Gay Asylum Seekers Deported To Homophobic Countries And Told To ‘Act Straight’, Says SNP

Theresa May’s Government stands accused of persecuting LBGTI asylum seekers by deporting them to homophobic countries with the advice to “act straight”.

SNP MP Joanna Cherry used PMQs to say the Home Office deported gay people to countries like Afghanistan, Iran and Cameroon and told them to deny themselves an openly LGBT life.

The SNP called on the PM to offer assurances this would never happen again.

Cherry told the Commons: “We can all agree that no one should ever be persecuted on account of their sexuality. Last week, at the Pink News awards, the Prime Minister said that we had come a long way on LGBT+ rights, but there is still much more to do.

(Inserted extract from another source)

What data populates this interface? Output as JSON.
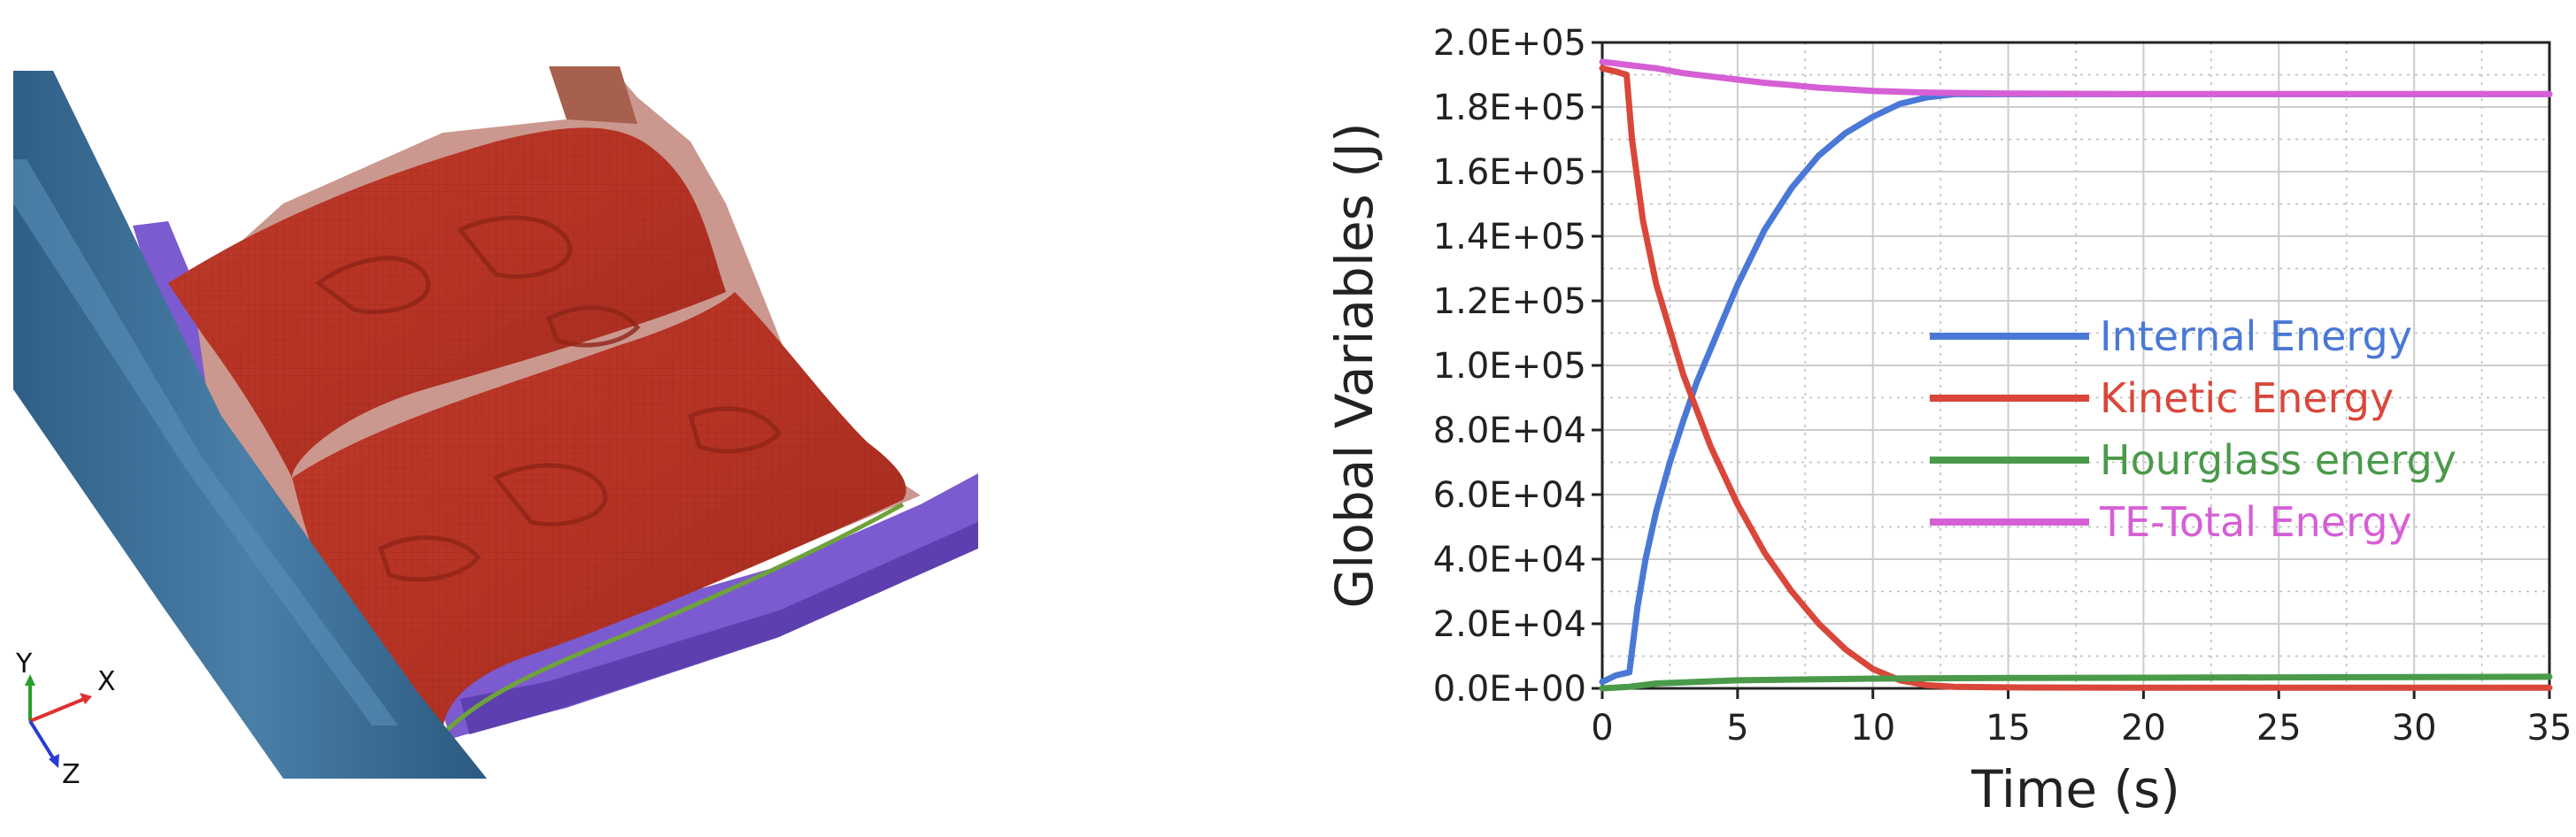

“Can I ask her to start that remaining work today by promising that never again will the Home Office deport LGBT asylum seekers to countries where they are likely to be persecuted with the instruction that they ‘pretend to be straight’.”

May said the Home Office treated cases with “the sensitivity that is appropriate” but did not answer Cherry’s question directly.

“This is an issue we take seriously,” she said. “Indeed, I think I am right in saying that Conservative government that actually changed the rules on asylum seeking to introduce the category of those who could face persecution in their country of origin because of their sexuality.

“I’m pleased that was able to be done and I’m sure that the Home Office treats all these cases, and I want them to treat all these cases, with the sensitivity that is appropriate.”

The Government will stop the removal of asylum seekers who have had to flee a country because their sexual orientation or gender identification puts them at a proven risk – but it is not clear what advice is being offered to gay people who face deportation.

Heather Barr, a senior researcher at Human Rights Watch, told the Guardian earlier this year: “The Home Office’s approach seems to be to tell asylum seekers, ’Pretend you’re straight, move to Kabul and best of luck.

“Living a life where you are forced to lie every day about a key part of your identity, and live in constant fear of being found out and harassed, prosecuted or attacked, is exactly the kind of persecution asylum laws are supposed to prevent.”

Cherry, herself a gay woman, tweeted that Home Secretary Amber Rudd has committed to look at the issue.